YOKOTA AIR BASE, Japan — U.S. and Japanese fighter jets practiced combat and humanitarian missions on Monday – training that could become real if the crisis on the Korean peninsula continues to escalate.
Eight U.S. F-16s and 12 Japanese F-15s conducted simulated air and maritime strikes and defense operations over the Sea of Japan during the fourth day of the bilateral Keen Sword exercise.
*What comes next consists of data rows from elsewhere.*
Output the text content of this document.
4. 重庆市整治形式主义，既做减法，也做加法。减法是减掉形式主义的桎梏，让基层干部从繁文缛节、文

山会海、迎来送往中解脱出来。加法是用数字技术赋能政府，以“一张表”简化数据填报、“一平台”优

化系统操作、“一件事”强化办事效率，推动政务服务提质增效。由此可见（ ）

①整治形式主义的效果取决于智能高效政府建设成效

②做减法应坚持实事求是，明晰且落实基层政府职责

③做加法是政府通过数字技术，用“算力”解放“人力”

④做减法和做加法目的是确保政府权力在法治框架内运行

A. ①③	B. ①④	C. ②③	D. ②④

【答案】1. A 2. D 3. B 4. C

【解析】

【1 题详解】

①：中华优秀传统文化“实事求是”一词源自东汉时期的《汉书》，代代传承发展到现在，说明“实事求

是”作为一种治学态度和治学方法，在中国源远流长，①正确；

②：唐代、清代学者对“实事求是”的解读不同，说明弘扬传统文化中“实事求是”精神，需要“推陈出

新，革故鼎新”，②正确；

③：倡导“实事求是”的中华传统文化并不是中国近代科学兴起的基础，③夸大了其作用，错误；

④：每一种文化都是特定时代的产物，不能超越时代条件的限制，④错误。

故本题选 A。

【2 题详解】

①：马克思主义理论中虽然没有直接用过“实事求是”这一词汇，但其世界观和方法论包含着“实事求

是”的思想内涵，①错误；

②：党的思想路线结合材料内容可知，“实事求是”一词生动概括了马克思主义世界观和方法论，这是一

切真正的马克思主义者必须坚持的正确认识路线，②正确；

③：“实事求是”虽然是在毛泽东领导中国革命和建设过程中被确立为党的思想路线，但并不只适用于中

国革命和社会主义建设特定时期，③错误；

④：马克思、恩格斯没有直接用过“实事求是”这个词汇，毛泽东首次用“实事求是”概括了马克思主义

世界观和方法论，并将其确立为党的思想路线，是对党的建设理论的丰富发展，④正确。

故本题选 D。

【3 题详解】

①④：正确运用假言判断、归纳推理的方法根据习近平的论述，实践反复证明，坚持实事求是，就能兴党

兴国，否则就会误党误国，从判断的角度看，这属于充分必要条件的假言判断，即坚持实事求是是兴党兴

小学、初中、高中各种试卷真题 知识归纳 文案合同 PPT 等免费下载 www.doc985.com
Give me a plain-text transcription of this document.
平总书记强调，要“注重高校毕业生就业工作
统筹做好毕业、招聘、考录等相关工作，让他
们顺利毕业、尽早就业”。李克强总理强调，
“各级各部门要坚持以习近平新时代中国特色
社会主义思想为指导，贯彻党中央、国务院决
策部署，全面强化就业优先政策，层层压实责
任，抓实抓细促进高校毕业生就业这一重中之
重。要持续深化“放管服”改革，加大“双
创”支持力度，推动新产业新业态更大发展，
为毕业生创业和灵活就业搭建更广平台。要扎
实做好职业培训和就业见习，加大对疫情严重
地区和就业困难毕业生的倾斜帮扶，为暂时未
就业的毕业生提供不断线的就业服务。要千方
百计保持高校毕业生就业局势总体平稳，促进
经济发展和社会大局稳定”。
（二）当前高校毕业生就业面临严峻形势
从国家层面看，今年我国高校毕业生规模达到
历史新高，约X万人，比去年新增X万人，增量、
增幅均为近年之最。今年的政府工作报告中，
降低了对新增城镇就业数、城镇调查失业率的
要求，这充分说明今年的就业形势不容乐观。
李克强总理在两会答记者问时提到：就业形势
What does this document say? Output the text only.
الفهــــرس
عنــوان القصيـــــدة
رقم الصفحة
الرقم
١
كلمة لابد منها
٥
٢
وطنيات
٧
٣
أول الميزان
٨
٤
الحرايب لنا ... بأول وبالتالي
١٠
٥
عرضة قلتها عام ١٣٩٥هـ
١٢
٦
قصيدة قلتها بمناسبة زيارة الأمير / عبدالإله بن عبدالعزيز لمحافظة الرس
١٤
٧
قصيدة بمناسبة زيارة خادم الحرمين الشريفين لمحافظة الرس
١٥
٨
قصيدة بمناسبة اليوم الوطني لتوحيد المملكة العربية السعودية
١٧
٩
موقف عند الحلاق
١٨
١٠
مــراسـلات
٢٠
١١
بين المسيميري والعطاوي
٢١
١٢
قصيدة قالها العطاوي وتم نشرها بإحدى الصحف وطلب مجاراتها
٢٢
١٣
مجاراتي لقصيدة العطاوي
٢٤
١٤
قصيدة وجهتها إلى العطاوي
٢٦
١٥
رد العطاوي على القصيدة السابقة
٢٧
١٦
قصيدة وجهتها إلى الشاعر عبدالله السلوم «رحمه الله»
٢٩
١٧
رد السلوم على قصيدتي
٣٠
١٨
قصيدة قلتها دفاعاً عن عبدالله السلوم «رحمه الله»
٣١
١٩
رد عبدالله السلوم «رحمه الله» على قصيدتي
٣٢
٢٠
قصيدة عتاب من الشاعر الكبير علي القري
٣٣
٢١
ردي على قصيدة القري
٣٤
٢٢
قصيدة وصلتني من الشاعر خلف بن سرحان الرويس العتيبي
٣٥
On the other side of the sea, South Korean officials announced it would test-fire artillery at 29 locations this week – including the border island that North Korea attacked two weeks ago.
While all parties involved say the U.S.-Japan training and the South Korea artillery fire were planned well before North Korea’s Nov. 23 artillery strike that killed four on Yeonpyeong island, there is a strong message directed toward the North: Any further provocations from North Korea could be met with serious resistance from the three allies.
For the first time, South Korean officials were invited to take part as observers in the Keen Sword exercise. And while Japan’s pacifist constitution limits its military engagements to self defense, the country’s prime minister made it clear last week that the country would lend forces to actions directed against Kim Jong-il’s regime.
“We will cooperate with South Korea, as well as the United States, and the three of us together will decisively counter North Korea’s reckless and outrageous acts,” Prime Minister Nato Kan said last week.
A humanitarian relief plan for North Korea was expected to be discussed at a meeting Monday in Washington between the United States, Japan and South Korea, Japan’s Asahi Shimbun reported Monday.
In 2003, Japan estimated as many as 150,000 North Korean refugees could flood Japan if a conflict break out on the peninsula. But little has been done in preparation, the newspaper reported.
Yokota — the largest U.S. airlift hub in the Pacific — could be crucial to such relief operations. Located in metropolitan Tokyo, Yokota is also home to 5th Air Force, U.S. Forces Japan — the multi-service headquarters for the 50,000 American troops stationed here – and will soon host Japan’s Air Defense Command.
U.S. military officials have said the relocation of Japan’s Air Defense Command from nearby Fuchu to Yokota will enhance cooperation on the U.S.-Japan missile defense shield, established in the wake of North Korea’s 1998 Taepodong-1 ballistic missile test. But whether Japan would deploy its missile defense assets — including sea and land-based radar, tracking and engagement technology — and other military resources should conflict erupt on the Korean peninsula is unclear.
Late last week, China criticized the Keen Sword exercise as an obstacle to easing tensions on the Korean Peninsula, and it reiterated its call for increased diplomatic efforts, the Washington Post reported.
“Brandishing of force cannot solve the issue,” Chinese Foreign Ministry spokeswoman Jiang Yu said. “Some are playing with knives and guns while China is criticized for calling for dialogue. Is that fair?”
When asked to comment on whether the timing of the Keen Sword exercise could escalate tensions with North Korea, Air Force Col. Otto Feather, commander of the 374th Airlift Wing at Yokota: “We wouldn’t curtail this because of the recent incident.”
The situation in North Korea has not changed the timing, tempo or crux of the Keen Edge exercise, according to exercise spokesman Capt. David Herndon.
“We train the way we fight,” Herndon said Monday.
The captions on the accompanying photos have been corrected from the original versions.